Die Frage war nun, ob der Angeklagte behauptet hatte, es sei seine Karte. Das bestritt der junge Mann vehement. Nach seiner Schilderung seien er und ein paar Freunde im vergangenen Sommer in die betreffende Bar gegangen, um auf erfolgreiche Prüfungsergebnisse anzustoßen. Dass sie dies reichlich taten, räumte der Student auch freimütig ein: Etwa um neun sei man in der Bar angekommen und habe mit dem Trinken begonnen. Kurz vor Mitternacht, als es zu der Szene kam, die den angeblichen Titelmissbrauch ausgelöst hatte, dürfte er nach eigener Schätzung etwa acht Wodka-Drinks intus gehabt haben.

Mit welcher Intention wurde die Karte gezeigt?
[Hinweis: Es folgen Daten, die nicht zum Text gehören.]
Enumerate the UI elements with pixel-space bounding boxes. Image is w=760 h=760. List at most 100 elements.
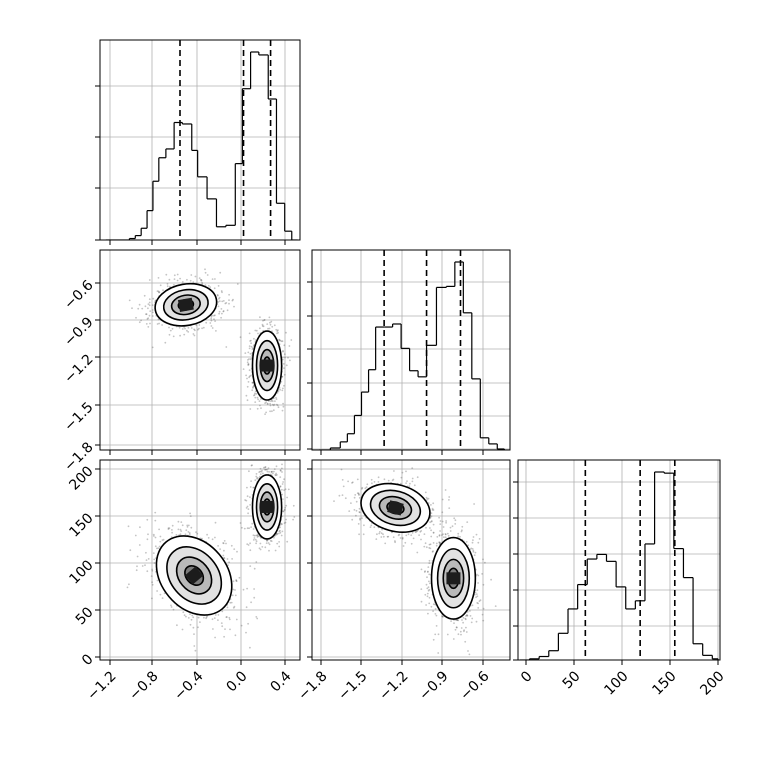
sample-point [400, 476, 403, 479]
sample-point [250, 601, 253, 604]
sample-point [281, 471, 283, 473]
sample-point [221, 312, 223, 315]
sample-point [178, 326, 181, 329]
sample-point [285, 364, 288, 367]
sample-point [134, 534, 137, 537]
sample-point [387, 479, 390, 482]
sample-point [138, 321, 141, 324]
sample-point [253, 394, 256, 396]
sample-point [171, 524, 174, 527]
sample-point [401, 471, 404, 474]
sample-point [370, 524, 373, 527]
sample-point [248, 358, 250, 360]
sample-point [210, 316, 213, 318]
sample-point [168, 278, 171, 281]
sample-point [151, 315, 154, 317]
sample-point [253, 394, 255, 397]
sample-point [272, 472, 274, 475]
sample-point [282, 405, 285, 408]
sample-point [466, 614, 468, 616]
sample-point [164, 341, 167, 344]
sample-point [371, 482, 373, 485]
sample-point [179, 528, 182, 531]
sample-point [193, 645, 196, 647]
sample-point [432, 509, 435, 511]
sample-point [154, 511, 157, 514]
sample-point [247, 508, 250, 510]
sample-point [222, 300, 225, 302]
sample-point [197, 626, 199, 629]
sample-point [273, 536, 275, 539]
sample-point [206, 533, 209, 536]
sample-point [381, 528, 383, 531]
sample-point [128, 299, 131, 302]
sample-point [255, 616, 258, 618]
sample-point [235, 618, 238, 621]
sample-point [406, 480, 408, 482]
sample-point [252, 539, 255, 541]
sample-point [351, 518, 354, 521]
sample-point [225, 302, 228, 304]
sample-point [252, 382, 254, 384]
y-tick-label: 150 [66, 510, 96, 540]
sample-point [444, 489, 447, 491]
x-tick-label: 50 [560, 668, 584, 692]
sample-point [275, 403, 278, 406]
sample-point [362, 533, 365, 536]
sample-point [202, 326, 205, 329]
sample-point [289, 359, 291, 362]
sample-point [410, 542, 413, 545]
sample-point [254, 401, 257, 403]
sample-point [432, 502, 435, 505]
sample-point [269, 323, 272, 326]
sample-point [232, 298, 234, 301]
sample-point [344, 497, 347, 500]
sample-point [255, 473, 258, 475]
sample-point [222, 310, 225, 313]
sample-point [249, 549, 252, 552]
sample-point [246, 361, 249, 364]
sample-point [187, 327, 190, 329]
sample-point [180, 530, 183, 532]
sample-point [151, 311, 154, 314]
sample-point [293, 516, 296, 518]
sample-point [249, 565, 252, 567]
sample-point [168, 333, 171, 336]
sample-point [278, 338, 280, 341]
sample-point [358, 511, 361, 514]
sample-point [380, 536, 383, 538]
sample-point [215, 330, 217, 332]
sample-point [193, 328, 196, 331]
sample-point [256, 534, 259, 537]
sample-point [193, 633, 195, 635]
sample-point [281, 389, 284, 392]
density-p2-vs-p0-contours [155, 474, 283, 616]
sample-point [266, 323, 269, 325]
sample-point [255, 534, 258, 537]
sample-point [439, 530, 441, 532]
sample-point [264, 466, 267, 469]
sample-point [147, 317, 150, 320]
sample-point [148, 298, 151, 301]
sample-point [175, 534, 178, 536]
sample-point [254, 329, 257, 332]
sample-point [147, 326, 150, 328]
sample-point [146, 570, 149, 573]
sample-point [244, 352, 247, 354]
sample-point [168, 527, 171, 529]
sample-point [239, 336, 242, 339]
sample-point [152, 533, 155, 536]
hist-param-0-ticks [95, 85, 286, 245]
sample-point [157, 547, 160, 549]
sample-point [263, 468, 266, 471]
sample-point [267, 467, 270, 469]
sample-point [358, 497, 361, 499]
sample-point [165, 273, 168, 276]
sample-point [255, 561, 258, 563]
sample-point [219, 548, 222, 550]
sample-point [172, 335, 175, 338]
sample-point [184, 533, 187, 536]
sample-point [351, 482, 353, 484]
sample-point [411, 480, 414, 483]
sample-point [456, 619, 459, 621]
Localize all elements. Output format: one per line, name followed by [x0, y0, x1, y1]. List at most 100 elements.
Begonnen hatte die Sache laut dem Angeklagten, als er im Raucherbereich von einem Unbekannten angerempelt wurde. Als er diesen gefragt habe, was das solle, sei sofort einer der Türsteher auf ihn zu gerannt und habe ihn am Hals gepackt. Es sei ihm so vorgekommen, als ob der Unbekannte und der Rausschmeißer sich gekannt hätten, so der Angeklagte. Er habe dann nur geschrien, dass man ihn loslassen solle und dass sein Vater Polizist sei. Zum Beweis habe er dessen Karte gezeigt - aber ausdrücklich ohne zu behaupten, es sei seine eigene. Der Türsteher habe ihn dann zu seinem Chef gebracht, so der Angeklagte, er selbst habe eigentlich nur nach Hause gehen wollen und das auch mehrmals so gesagt. Schließlich sei dann die Polizei gekommen.

Der Chef der Türsteher erinnerte sich etwas anders an die Geschichte. Dass es wohl einen Streit zwischen dem Angeklagten und einem anderen Gast gegeben hatte, habe ihm sein Kollege berichtet, so der Zeuge. Der Kollege sei mit dem Angeklagten zu ihm gekommen, dem Kollegen zufolge habe der junge Mann behauptet, Polizist zu sein. Das habe der junge Mann auch ihm gegenüber mehrmals getan und sich mit einer Art Ausweis legitimiert - bei dem es sich um die fragliche Visitenkarte handelte. Er habe dem Angeklagten auch mehrmals gesagt, er wolle das nicht sehen, denn selbst wenn er ein echter Polizist gewesen sei, wäre er ja privat dagewesen. Dass der Angeklagte freiwillig gehen wolle, stimme auch nicht, ganz im Gegenteil: "Wir wollten ja, dass er geht und er wollte nicht, so ist das Ganze erst entstanden." Schließlich habe er dann die echte Polizei gerufen.

Angesichts der doch recht unübersichtlichen Beweislage schlug der Vorsitzende zwei Optionen vor: Entweder man vertage sich und führe die Verhandlung mit dem zweiten Türsteher als Zeugen fort - wovon Richter Kaltbeitzer selbst nicht überzeugt schien: "Ob das der Sache angemessen ist, weiß ich nicht." Möglichkeit zwei sei die Einstellung gegen eine kleine Auflage. Da die Sache nach Jugendstrafrecht verhandelt wurde, schlug der Vorsitzende drei Tage soziale Arbeit vor. Angeklagter und Staatsanwalt erklärten sich einverstanden - letzterer unter der Voraussetzung, dass sowohl die Visitenkarte, als auch die "Marke" eingezogen würde, so dass der Kommissar zumindest nicht erneut umgehen kann.